Concurrency Model

BookNLP singleton, JobManager capacity gate, per-session chat locks, Redis connection pool, and per-request async clients. How the backend keeps many concurrent requests from corrupting shared state.

The backend handles two kinds of concurrency: long-running heavy work (BookNLP, LLM calls) and many concurrent chat streams sharing Redis-backed state. Each kind has its own primitives.

BookNLP Singleton

BookNLP is a module-level singleton. The pipelines are loaded once during the FastAPI lifespan and reused across jobs. Two threading.Lock instances guard the singleton: _nlp_lock protects the model cache during initialization, and _process_lock serializes calls to nlp.process(). Together they ensure two worker threads cannot run BookNLP concurrently (its underlying libraries are not thread-safe).

Models are loaded eagerly in the lifespan handler. The first job does not pay the model-load cost.

JobManager Capacity Gate

The JobManager runs as a long-lived coroutine started in the FastAPI lifespan. It polls Redis with LPOP every 10 seconds. Before dispatching a job, it acquires an asyncio.Lock to atomically:

Check the active worker count.
If under MAX_PROCESSING_WORKERS, increment the count and reserve a slot.
Otherwise, leave the job in the queue and try again on the next poll.

The lock is released as soon as the worker is dispatched. The actual work runs in asyncio.to_thread (because BookNLP is synchronous), and a fresh asyncio event loop is spun up inside the thread for the index pipeline.

This gives at most MAX_PROCESSING_WORKERS concurrent BookNLP jobs, even if hundreds of books are queued.
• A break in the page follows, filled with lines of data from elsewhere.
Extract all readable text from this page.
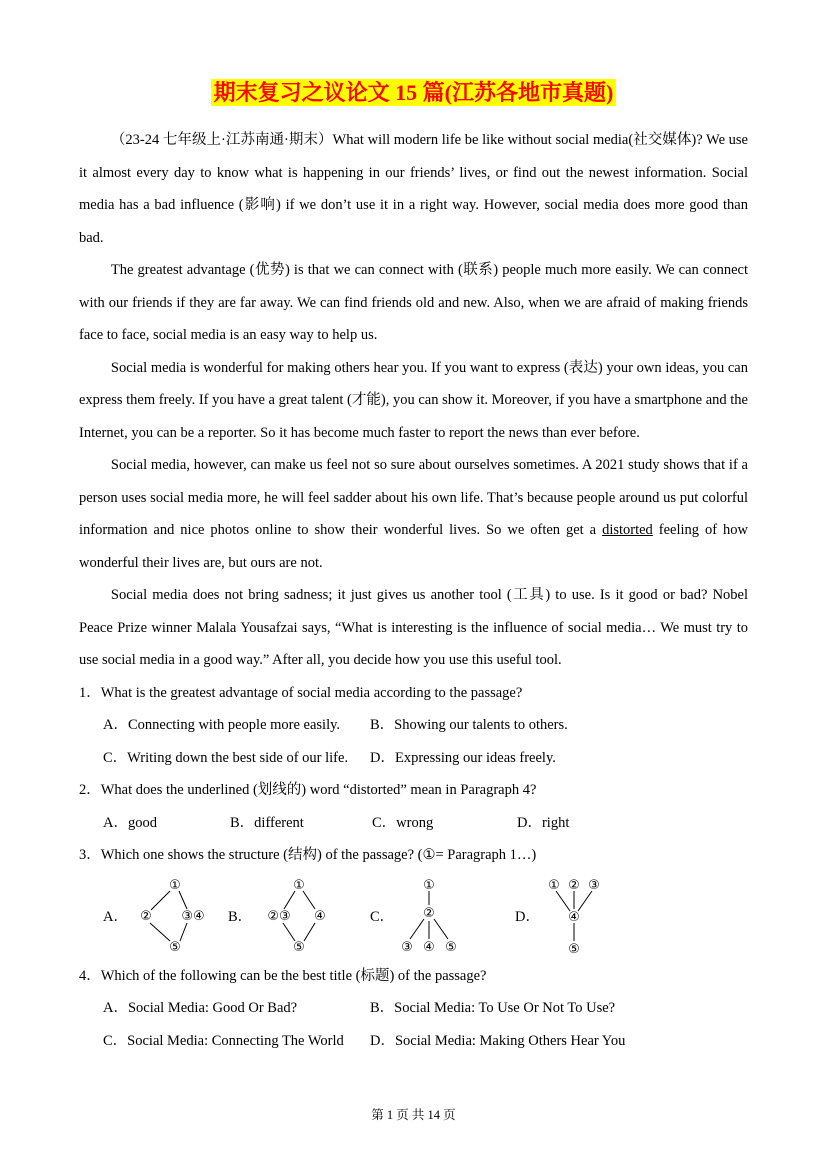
期末复习之议论文 15 篇(江苏各地市真题)

（23-24 七年级上·江苏南通·期末）What will modern life be like without social media(社交媒体)? We use it almost every day to know what is happening in our friends’ lives, or find out the newest information. Social media has a bad influence (影响) if we don’t use it in a right way. However, social media does more good than bad.

The greatest advantage (优势) is that we can connect with (联系) people much more easily. We can connect with our friends if they are far away. We can find friends old and new. Also, when we are afraid of making friends face to face, social media is an easy way to help us.

Social media is wonderful for making others hear you. If you want to express (表达) your own ideas, you can express them freely. If you have a great talent (才能), you can show it. Moreover, if you have a smartphone and the Internet, you can be a reporter. So it has become much faster to report the news than ever before.

Social media, however, can make us feel not so sure about ourselves sometimes. A 2021 study shows that if a person uses social media more, he will feel sadder about his own life. That’s because people around us put colorful information and nice photos online to show their wonderful lives. So we often get a distorted feeling of how wonderful their lives are, but ours are not.

Social media does not bring sadness; it just gives us another tool (工具) to use. Is it good or bad? Nobel Peace Prize winner Malala Yousafzai says, “What is interesting is the influence of social media… We must try to use social media in a good way.” After all, you decide how you use this useful tool.

1．What is the greatest advantage of social media according to the passage?

A．Connecting with people more easily.	B．Showing our talents to others.
C．Writing down the best side of our life.	D．Expressing our ideas freely.

2．What does the underlined (划线的) word “distorted” mean in Paragraph 4?

A．good	B．different	C．wrong	D．right

3．Which one shows the structure (结构) of the passage? (①= Paragraph 1…)

A．
①
② ③④
⑤
B．
①
②③ ④
⑤
C．
①
②
③ ④ ⑤
D．
① ② ③
④
⑤

4．Which of the following can be the best title (标题) of the passage?

A．Social Media: Good Or Bad?	B．Social Media: To Use Or Not To Use?
C．Social Media: Connecting The World	D．Social Media: Making Others Hear You
第 1 页 共 14 页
The queue is FIFO, so jobs are processed in submission order modulo the capacity gate.

Per-Session Chat Locks

A per-session write lock lives in Redis at chat:lock:{session_id}. The endpoint acquires it with SET {key} {hex_token} NX EX 30. The 30-second TTL bounds the lifetime of a stuck lock: if a worker crashes, the next request can take over after at most 30 seconds.

The lock is released by a Lua CAS script that compares the stored token to the value of the lock key. Only the worker that wrote the token can release the lock. This prevents a slow worker that has already given up from accidentally releasing a newer worker's lock.

Redis Connection Pool

Redis is used as a process-wide connection pool with a maximum of 20 connections. The pool is shared by the chat endpoint, the JobManager, and the various caches. If more than 20 coroutines try to use Redis at the same time, the 21st waits for a connection.

Per-Request Async Clients

Qdrant, TypeSense, and Supabase are not pooled at the process level. Clients are created per-call: QdrantWrapper and TypeSenseWrapper are instantiated inside each RAG retrieval or pipeline function and closed after use. Supabase reads and writes use a fresh httpx.AsyncClient per operation. This avoids stale-connection issues and keeps client lifecycles simple.

What This Means in Practice

Many chat streams can run at the same time. They are bounded only by the SSE fan-out, not by the backend's process state. Each session is serialized by its Redis lock, but different sessions are independent.
Ingestion is a background loop with a fixed concurrency cap. The frontend does not block on ingestion; it polls the books.processing_status field.
A single BookNLP run holds the BookNLP singleton lock. If a request comes in while BookNLP is busy, the next ingestion job will start only after the current one finishes its BookNLP phase (the index pipeline runs in parallel within the same job).
Per-chunk and per-character failures never block other chunks or characters in the same job.